1° Une fraction, fixée par arrêté des ministres chargés de la sécurité sociale et du budget, du solde du produit de la contribution sociale de solidarité à la charge des sociétés (C3S) ;

2° Tout ou partie du résultat excédentaire de la première section du FSV, dans des conditions fixées par arrêté des ministres chargés de la sécurité sociale et du budget ;

3° Les montants résultant de l'application de l'article L. 251-6-1 ;

4° Une fraction égale à 50 % du produit des prélèvements visés aux articles L. 245-14 à L. 245-16 ;

5° Les versements du compte d'affectation institué par le II de l'article 23 de la loi de finances pour 2001 ;

6° Toute autre ressource affectée au fonds de réserve en vertu de dispositions législatives ;

7° Le produit des placements effectués au titre du fonds de réserve ;

8° Le produit des fonds en déshérence de l'épargne salariale à l'issue de la prescription trentenaire ;

9° Le produit de la cotisation de 8,2 % applicable aux abondements d'un plan partenarial d'épargne salariale volontaire supérieurs à 15.000 francs 45 ( * ) .

Le fonds de réserve a déjà bénéficié de certaines de ces ressources et devrait en percevoir de nouvelles.
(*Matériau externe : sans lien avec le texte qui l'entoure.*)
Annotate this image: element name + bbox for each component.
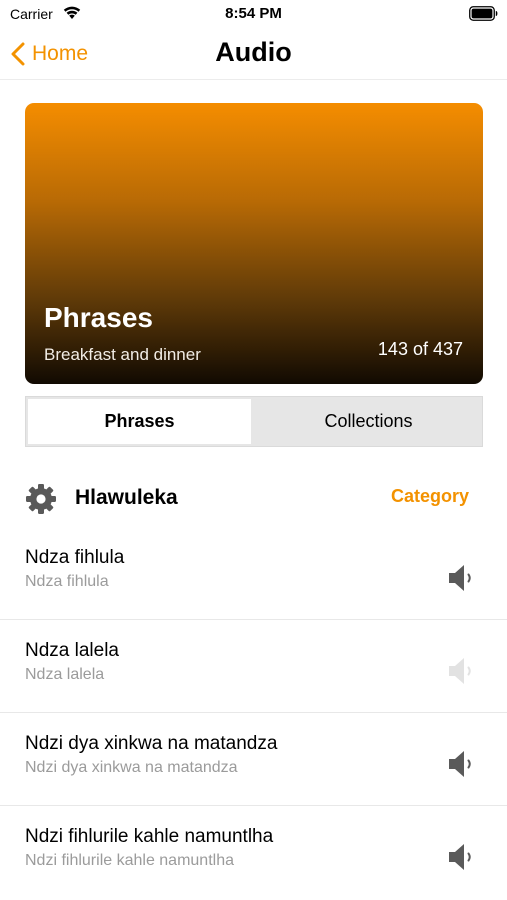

Il a reçu : - 2 milliards de francs de C3S, - 5,4 milliards de francs de produit 2000 du prélèvement de 2 % sur les revenus du capital, - 5 milliards de francs d'excédents de la CNAVTS en droits constatés sur 1999, - 2,9 milliards de francs d'excédents prévisionnels de la CNAVTS sur 2000, - 4,7 milliards de francs tirés de la vente des parts de caisses d'épargne, - 3 milliards de francs de " don " de la Caisse des dépôts et consignations, - 209 millions de francs de produits financiers pour 2000.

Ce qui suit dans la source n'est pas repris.